Your Network Security Isn't Good Enough Anymore Today's threats-and networks-are dynamic. Unfortunately most network security systems are not.

Join Martin Roesch, Founder and CTO of Sourcefire(R) and Creator of SnortR, in a series of seminars, as he shows why network security must include full network visibility, relevant context, and automated impact assessment to be effective.

More information http://www.sourcefire.com/news/webinars/

*************************************************************************

TRAINING UPDATE

- - Toronto 5/5-5/13 (15 courses) http://www.sans.org/toronto09/event.php
- - SANSFIRE in Baltimore 6/13-6/20 (24 long courses, 12 short courses) http://www.sans.org/sansfire09/event.php
- - New Orleans 5/5-5/10 (6 courses) http://www.sans.org/securityeast09/event.php
- - Washington DC (Tyson's Corner) 4/14-4/22 (5 long courses and 8 short courses) http://www.sans.org/tysonscorner09/event.php
- -- Plus San Diego, Amsterdam and more, too. See www.sans.org
- - Log Management Summit in Washington 4/5-4/7 http://www.sans.org/logmgtsummit09/
- - Looking for training in your own community? http://sans.org/community/
For a list of all upcoming events, on-line and live: www.sans.org

*************************************************************************

---

TOP OF THE NEWS

Trojan in Pirated Mac Software Helped Create First Mac Botnet (April 15, 2009)

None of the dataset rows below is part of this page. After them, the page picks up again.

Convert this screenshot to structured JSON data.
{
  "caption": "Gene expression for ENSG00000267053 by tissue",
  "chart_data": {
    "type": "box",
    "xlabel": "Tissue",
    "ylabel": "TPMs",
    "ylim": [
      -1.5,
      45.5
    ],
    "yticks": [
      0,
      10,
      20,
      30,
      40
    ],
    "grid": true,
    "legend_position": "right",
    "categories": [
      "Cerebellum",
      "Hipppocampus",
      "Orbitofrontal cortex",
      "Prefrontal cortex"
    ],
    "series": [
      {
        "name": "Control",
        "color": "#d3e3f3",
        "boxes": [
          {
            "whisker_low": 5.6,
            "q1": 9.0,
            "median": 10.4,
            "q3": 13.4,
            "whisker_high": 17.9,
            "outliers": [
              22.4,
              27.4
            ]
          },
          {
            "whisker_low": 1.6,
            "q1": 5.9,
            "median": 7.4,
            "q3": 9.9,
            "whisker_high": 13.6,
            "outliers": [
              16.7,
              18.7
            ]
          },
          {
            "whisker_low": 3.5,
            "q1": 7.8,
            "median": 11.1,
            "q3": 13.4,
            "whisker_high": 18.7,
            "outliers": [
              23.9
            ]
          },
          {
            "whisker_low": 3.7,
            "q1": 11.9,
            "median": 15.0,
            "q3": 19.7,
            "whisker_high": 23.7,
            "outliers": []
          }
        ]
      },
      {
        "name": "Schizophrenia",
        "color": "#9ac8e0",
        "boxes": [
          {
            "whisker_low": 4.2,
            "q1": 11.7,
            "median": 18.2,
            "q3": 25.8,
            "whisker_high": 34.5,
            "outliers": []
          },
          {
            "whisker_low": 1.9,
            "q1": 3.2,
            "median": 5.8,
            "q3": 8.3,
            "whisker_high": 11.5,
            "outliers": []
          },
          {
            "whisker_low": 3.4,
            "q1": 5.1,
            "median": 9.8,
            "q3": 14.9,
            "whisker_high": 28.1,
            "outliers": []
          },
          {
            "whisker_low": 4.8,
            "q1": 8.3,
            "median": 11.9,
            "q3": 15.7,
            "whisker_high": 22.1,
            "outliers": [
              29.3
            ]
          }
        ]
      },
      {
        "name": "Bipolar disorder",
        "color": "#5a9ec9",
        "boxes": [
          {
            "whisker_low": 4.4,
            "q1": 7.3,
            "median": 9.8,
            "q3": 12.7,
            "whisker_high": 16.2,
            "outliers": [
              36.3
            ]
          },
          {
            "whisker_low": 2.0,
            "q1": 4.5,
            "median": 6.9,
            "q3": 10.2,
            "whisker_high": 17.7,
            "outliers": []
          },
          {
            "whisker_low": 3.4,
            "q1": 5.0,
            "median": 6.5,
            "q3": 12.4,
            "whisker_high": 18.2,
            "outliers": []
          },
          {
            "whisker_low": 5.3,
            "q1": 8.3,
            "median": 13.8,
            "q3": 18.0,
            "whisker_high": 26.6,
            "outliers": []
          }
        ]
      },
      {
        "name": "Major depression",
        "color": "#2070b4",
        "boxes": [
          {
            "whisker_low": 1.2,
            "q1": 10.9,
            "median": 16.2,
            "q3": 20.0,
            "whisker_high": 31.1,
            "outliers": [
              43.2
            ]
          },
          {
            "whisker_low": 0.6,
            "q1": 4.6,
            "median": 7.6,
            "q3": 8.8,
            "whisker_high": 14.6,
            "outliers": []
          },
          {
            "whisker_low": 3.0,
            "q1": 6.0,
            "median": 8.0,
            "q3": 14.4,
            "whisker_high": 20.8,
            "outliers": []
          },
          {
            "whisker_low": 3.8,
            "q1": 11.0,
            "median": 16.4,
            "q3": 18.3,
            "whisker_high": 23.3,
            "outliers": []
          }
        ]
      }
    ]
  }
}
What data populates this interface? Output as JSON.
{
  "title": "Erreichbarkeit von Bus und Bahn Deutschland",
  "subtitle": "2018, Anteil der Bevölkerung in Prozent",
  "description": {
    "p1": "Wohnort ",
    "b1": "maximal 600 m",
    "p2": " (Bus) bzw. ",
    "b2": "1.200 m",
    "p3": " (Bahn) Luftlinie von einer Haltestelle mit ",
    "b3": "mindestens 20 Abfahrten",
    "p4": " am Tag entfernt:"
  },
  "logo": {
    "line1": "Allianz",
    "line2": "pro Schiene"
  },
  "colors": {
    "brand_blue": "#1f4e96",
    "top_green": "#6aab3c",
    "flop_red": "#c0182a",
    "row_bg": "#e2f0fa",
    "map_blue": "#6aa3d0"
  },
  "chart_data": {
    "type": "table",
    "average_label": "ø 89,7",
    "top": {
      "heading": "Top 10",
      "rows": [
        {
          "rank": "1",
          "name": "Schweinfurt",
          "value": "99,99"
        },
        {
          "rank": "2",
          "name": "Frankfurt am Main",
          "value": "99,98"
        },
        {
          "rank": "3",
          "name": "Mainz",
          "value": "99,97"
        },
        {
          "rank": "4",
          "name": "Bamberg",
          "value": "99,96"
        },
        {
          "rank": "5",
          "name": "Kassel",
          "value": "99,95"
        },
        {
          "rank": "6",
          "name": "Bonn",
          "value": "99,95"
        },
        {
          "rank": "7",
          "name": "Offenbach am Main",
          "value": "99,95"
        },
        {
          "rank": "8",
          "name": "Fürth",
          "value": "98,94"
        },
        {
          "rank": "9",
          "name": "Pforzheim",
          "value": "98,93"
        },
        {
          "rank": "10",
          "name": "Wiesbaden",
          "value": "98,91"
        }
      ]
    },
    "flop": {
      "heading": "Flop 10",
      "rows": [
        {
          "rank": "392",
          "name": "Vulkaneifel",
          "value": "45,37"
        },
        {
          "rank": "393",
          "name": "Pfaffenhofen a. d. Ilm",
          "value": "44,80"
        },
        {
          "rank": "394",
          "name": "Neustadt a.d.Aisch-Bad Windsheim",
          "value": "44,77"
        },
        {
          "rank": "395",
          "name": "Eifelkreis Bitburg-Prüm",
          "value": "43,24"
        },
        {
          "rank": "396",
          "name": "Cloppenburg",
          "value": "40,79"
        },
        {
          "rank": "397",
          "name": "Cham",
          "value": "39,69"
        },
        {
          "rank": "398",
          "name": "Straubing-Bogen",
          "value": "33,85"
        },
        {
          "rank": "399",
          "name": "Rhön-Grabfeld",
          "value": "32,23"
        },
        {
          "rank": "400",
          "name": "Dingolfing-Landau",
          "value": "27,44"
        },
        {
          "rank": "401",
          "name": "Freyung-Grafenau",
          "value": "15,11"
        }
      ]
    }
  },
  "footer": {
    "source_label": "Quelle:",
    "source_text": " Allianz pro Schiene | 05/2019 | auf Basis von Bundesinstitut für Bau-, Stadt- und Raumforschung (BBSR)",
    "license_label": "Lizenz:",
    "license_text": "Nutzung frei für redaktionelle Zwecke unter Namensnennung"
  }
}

Malware embedded in pirated versions of Apple's iWork and Adobe Photoshop CS4 for Mac that were available over a peer-to-peer network in January is responsible for what appears to be the first known Mac botnet. The zombie network attempted to launch a distributed denial-of-service (DDoS) attack against an unidentified website. The malware had spread to several thousand computers before it was identified.
-http://www.cbc.ca/technology/story/2009/04/15/ibotnet-trojan.html
-http://blogs.zdnet.com/security/?p=3157
[Editor's Note (Honan, Schultz): Looks like the Mac platform is an increasingly fruitful target for cyber criminals.]

Verizon Business's 2009 Data Breach Investigations Report (April 14 & 16, 2009)

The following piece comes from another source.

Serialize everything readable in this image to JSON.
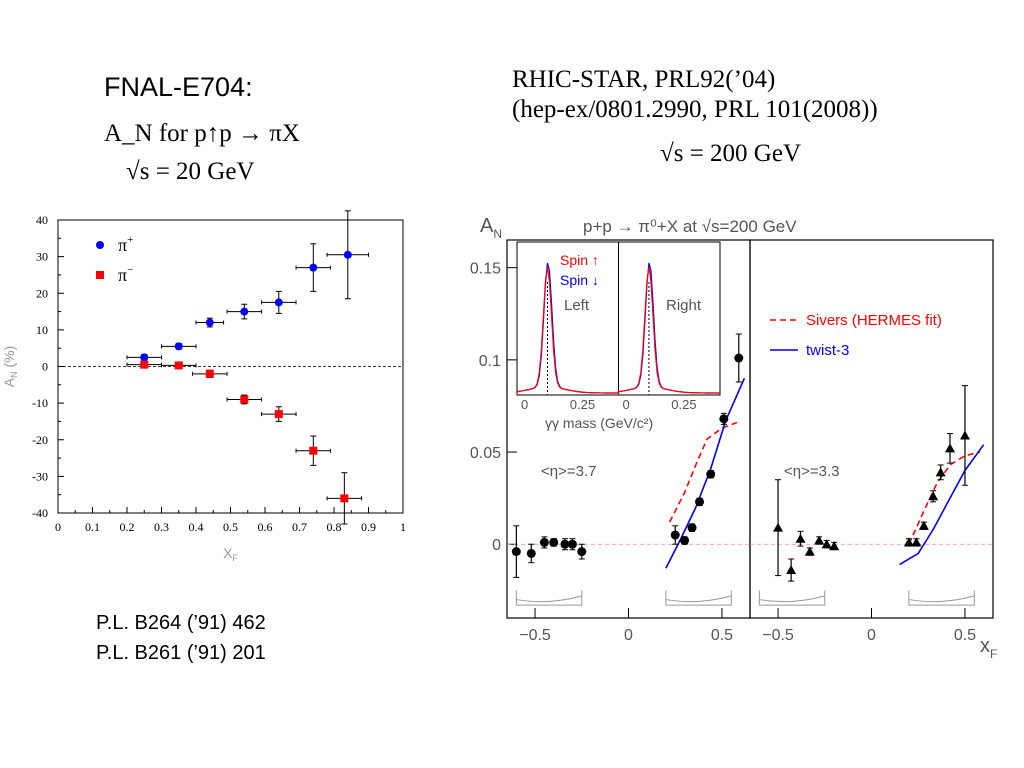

According to Verizon Business's "2009 Data Breach Investigations Report," the number of records compromised in the breaches it examined in the last year is greater than the totals of the four previous years combined. Of those breaches detailed in the report, 90 percent have ties to organized crime rings. Only one third of the incidents Verizon investigated were publicly disclosed. Attacks now target personal identification numbers (PINs) along with other payment card account information. Eighty seven percent of the security breaches occurred on systems that were not compliant with the Payment Card Industry Data Security Standard (PCI DSS) at the time of the incident. Approximately 75 percent of the breaches investigated were launched from external sources. Internet Storm Center:
-http://isc.sans.org/diary.html?storyid=6202
-http://www.securityfocus.com/brief/947
-http://fcw.com/Articles/2009/04/16/Verizon-Organized-crime-behind-data-breaches.
aspx
-http://www.theregister.co.uk/2009/04/16/pin_security_breach_survey/
-http://www.washingtonpost.com/wp-dyn/content/article/2009/04/15/AR2009041501196_
pf.html
-http://blog.wired.com/27bstroke6/2009/04/pins.html
-http://www.verizonbusiness.com/resources/security/reports/2009_databreach_rp.pdf
[Editor's Note (Weatherford): Good report with a couple of interesting take-aways. First, taking into account the perfidious nature of statistics in general, we've read for years that somewhere between zero and 100% of data breaches were the result of the "insider threat." That makes a good quote but not much else. This report confirms from the survey group that 74% of all breaches are caused by external sources. Second, there has been a lot of discussion lately about PCI and that it may not be the silver bullet for preventing breaches. Maybe, maybe not but this report found that over 80% of organizations who had a payment card breach were either not compliant with PCI or had never been audited. Read the report for a complete description.]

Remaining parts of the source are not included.